Hay recuerdos que no siempre traen sonrisas, pero aun así forman parte de lo que somos.
Cuando pienso en mi madre, recuerdo que la mayoría de veces el ambiente con ella era pesado. Sus palabras no eran dulces conmigo, y cuando estaba enojada llegaba a decirme cosas muy duras como: tú no eres mi hija o no te quiero. Yo era apenas una niña, y esas frases me rompían el corazón. Lloraba mucho, sentía un vacío extraño en el pecho y me hacía preguntas que me confundían: ¿entonces quién es mi mamá? ¿qué hago aquí si ella no me quiere?.
Con ella casi nada de lo que hacía parecía gustarle, y eso me hacía sentir poco importante.
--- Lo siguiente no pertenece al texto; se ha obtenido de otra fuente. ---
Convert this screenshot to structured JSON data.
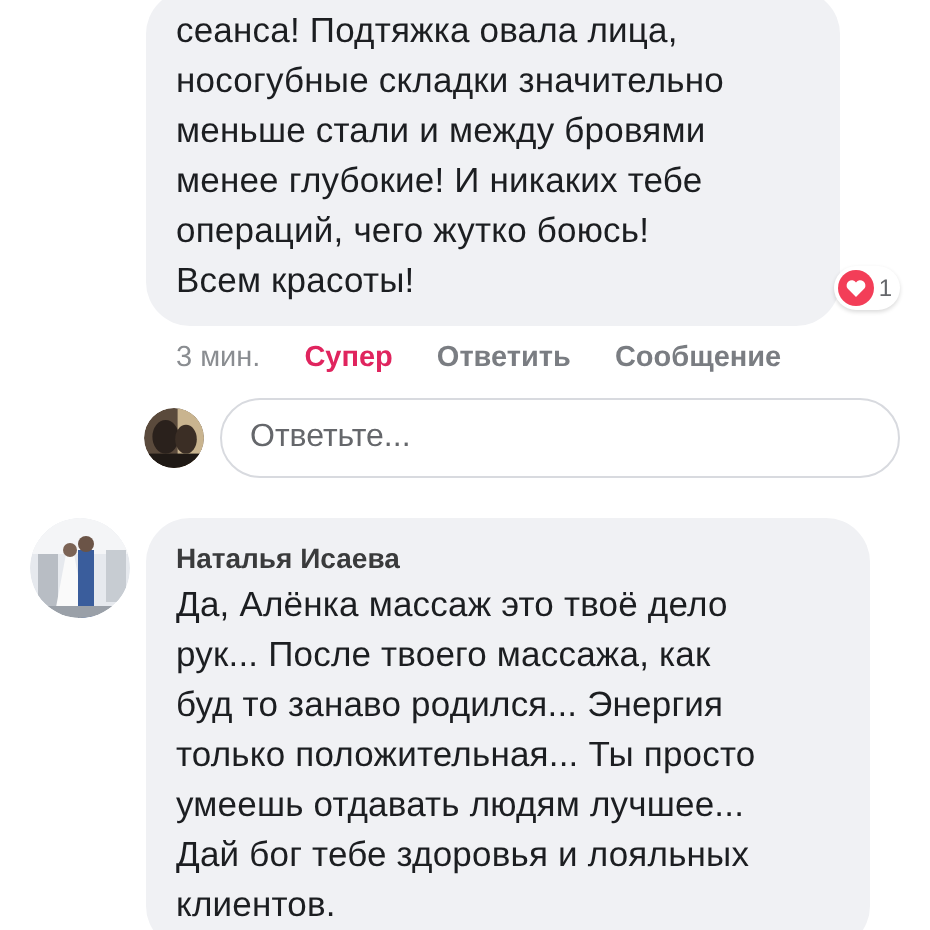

Solo cuando me enfermaba y lloraba pidiéndole atención, ella me cuidaba un poco más. En esos momentos me daba cuenta de cuánto necesitaba yo sentirla cerca, cuánto anhelaba un abrazo, una palabra bonita, una caricia que me dijera: todo estará bien.
Siempre desee que hubiera sido diferente. Que me hubiera dado las buenas noches con un beso en la frente, que me hubiera abrazado fuerte, que me hubiera mostrado cariño en lo sencillo, como suelen hacer las mamás con sus hijos. Pero muchas veces ese amor me faltó.
Hoy entiendo que esa ausencia también me marcó, y que aunque me dolió mucho, me enseñó a valorar la ternura, a reconocer la importancia de las palabras y de los gestos de amor. Porque yo sé lo que se siente necesitarlo y no tenerlos.